Plus,the part-timeer argument is flawed because a lot of supposed part-timers,are actually pretty decent ODI bowlers,even though they may be useless in Test Matches.
Yeah, agree with this. Such a rule change will only help teams with average bowling attacks. India will have Yousuf Pathan at eight and have Zaheer, Harbhajan and Yuvraj bowl fifty overs between them. Is that what we want to watch?
 
Last edited:

Blaze 18

Banned
But that is the same with all forms of cricket.

His point is, in ODIs Tendulkar can bat 50 overs and score 200 runs, but Dale Steyn only has 60 balls.
Yeah he can bat fifty overs, but equally, he can be dismissed on the first ball as well. If restrictions for bowlers have to be removed, then there should be ways of getting bowlers out as well. For example, if you hit a bowler for X number of runs in Y number of overs, or if he concedes more than two fours in one over, he's 'out' (i.e, he can't bowl for the rest of the game).
 
Last edited:

Jono

Virat Kohli (c)
Yeah he can bat fifty overs, but equally, he can be dismissed on the first ball as well. If restrictions for bowlers have to be removed, then there should be ways of getting bowlers out as well. For example, if you hit a bowler for X number of runs in Y number of overs, or if he concedes more than two fours in one over, he's 'out' (i.e, he can't bowl for the rest of the game).
What on Earth...?

You can't get a bowler "out" in any form of the game. So that metaphor does not work.

In test cricket, a batsman can bat for 5 days in theory unless they are dismissed. A bowler can bowl for 5 days in theory.

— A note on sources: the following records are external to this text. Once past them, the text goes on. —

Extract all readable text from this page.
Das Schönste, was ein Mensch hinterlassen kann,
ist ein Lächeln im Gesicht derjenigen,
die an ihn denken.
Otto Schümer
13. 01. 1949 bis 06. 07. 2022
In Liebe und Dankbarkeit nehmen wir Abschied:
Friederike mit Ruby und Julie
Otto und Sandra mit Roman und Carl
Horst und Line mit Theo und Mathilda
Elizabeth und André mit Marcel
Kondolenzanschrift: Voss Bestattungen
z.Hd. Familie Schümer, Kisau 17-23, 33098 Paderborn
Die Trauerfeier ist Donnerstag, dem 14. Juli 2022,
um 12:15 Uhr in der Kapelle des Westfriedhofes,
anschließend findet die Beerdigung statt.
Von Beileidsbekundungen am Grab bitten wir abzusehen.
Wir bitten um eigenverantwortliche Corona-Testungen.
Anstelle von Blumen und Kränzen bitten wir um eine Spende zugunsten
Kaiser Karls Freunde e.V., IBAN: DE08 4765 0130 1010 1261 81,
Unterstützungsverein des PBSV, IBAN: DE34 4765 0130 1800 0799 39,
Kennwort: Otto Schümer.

In ODI cricket, why not have a batsman being able to bat for 50 overs unless they are dismissed, and a bowler be able to bowl for 50 overs (i.e. 25 overs)?

If people think teams will actually go in with two bowlers they are seriously mistaken.

You will see 4 bowlers bowl 50 overs more often then 4 bowlers and 2 part-timers bowl 50 overs. That is seriously a good thing.

And can people please let me know which part-timers are good bowlers. I mean GOOD bowlers, not just good bowlers by part-time standards.